Apple, which refers to CarPlay as "iOS in the car," and Android Auto will enable simpler, but similar user interfaces on a vehicle's infotainment system, also known as the radio head unit. Once connected, basic iPhone and Android apps, such as phone, music and maps, will appear as icons in the infotainment touchscreen display.
Two dozen manufacturers plan to implement CarPlay and/or Android Auto in new vehicles. Those carmakers include Chrysler, Fiat, Maserati, Ford, Honda, Hyundai, Kia, Mitsubishi, Subaru, Suzuki, BMW, Audi, Mercedes-Benz, Jaguar/Land Rover, Toyota, Nissan, Ferrari, and Volvo.
According to IHS, Android Auto will outpace CarPlay in deployments through the year 2020.
Both Android Auto and CarPlay are expected to be deployed in at least 100,000 vehicles this year, according to Bird.
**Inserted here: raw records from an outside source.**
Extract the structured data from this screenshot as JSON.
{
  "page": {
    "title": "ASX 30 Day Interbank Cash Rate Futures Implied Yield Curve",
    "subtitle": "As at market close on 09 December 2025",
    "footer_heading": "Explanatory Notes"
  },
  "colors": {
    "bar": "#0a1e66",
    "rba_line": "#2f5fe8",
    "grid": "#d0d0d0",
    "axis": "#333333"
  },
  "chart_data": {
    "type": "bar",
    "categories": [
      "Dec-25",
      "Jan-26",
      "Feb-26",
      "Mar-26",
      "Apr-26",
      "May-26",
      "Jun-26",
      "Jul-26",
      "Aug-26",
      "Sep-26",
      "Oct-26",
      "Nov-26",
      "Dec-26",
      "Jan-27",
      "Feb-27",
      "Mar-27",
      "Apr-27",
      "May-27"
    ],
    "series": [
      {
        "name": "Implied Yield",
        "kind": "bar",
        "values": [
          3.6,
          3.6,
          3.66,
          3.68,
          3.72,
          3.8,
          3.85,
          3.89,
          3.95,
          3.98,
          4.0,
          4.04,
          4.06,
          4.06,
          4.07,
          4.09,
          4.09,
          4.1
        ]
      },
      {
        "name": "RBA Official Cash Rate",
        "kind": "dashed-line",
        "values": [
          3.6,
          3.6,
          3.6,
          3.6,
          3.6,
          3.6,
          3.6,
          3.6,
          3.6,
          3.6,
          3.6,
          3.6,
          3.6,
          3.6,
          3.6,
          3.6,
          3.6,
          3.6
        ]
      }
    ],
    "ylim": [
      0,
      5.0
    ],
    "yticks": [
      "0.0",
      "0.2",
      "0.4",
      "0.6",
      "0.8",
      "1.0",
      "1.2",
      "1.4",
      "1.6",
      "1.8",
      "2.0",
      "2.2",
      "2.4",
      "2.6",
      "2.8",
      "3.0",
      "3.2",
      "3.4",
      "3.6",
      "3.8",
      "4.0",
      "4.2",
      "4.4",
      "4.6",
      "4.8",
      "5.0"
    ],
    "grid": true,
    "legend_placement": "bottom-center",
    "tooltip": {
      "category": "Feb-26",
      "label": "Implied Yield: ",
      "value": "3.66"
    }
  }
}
However, over the next six years, Android Auto will see a 179% annual growth rate, while Apple's CarPlay will see a 165% annual growth rate.
In 2020, Android Auto will be deployed in 40 million cars versus 37 million for CarPlay, Bird said.
"Open-source" middleware platforms, such as MirrorLink, OAA and GENIVI will also take up a much smaller share of the smartphone/infotainment system integration market, according to IHS.
Unlike CarPlay and Android Auto, which enable integration only with iOS and Android devices, open-source standards such as MirrorLink can also handle Android, Windows and Blackberry phones.
"For MirrorLink, we only see 3 million in 2016," Bird said. "That's just because of the popularity of iOS and Android."
Android Auto's navigation interface (Image: Google).
Just as with native vehicle infotainment apps, CarPlay-enabled and Android Auto-enabled apps can be controlled by voice, through a car's built-in touchscreen or by steering wheel-mounted controls.
The middleware is part of the head-unit or infotainment system that interfaces to the middleware in Android or iPhone smartphones.
While some companies are pushing the envelope to release their middleware this year, others such as Toyota are targeting a 2015 release.
"So it just seems like part of it is different strategies...or just simple product delays," Bird said.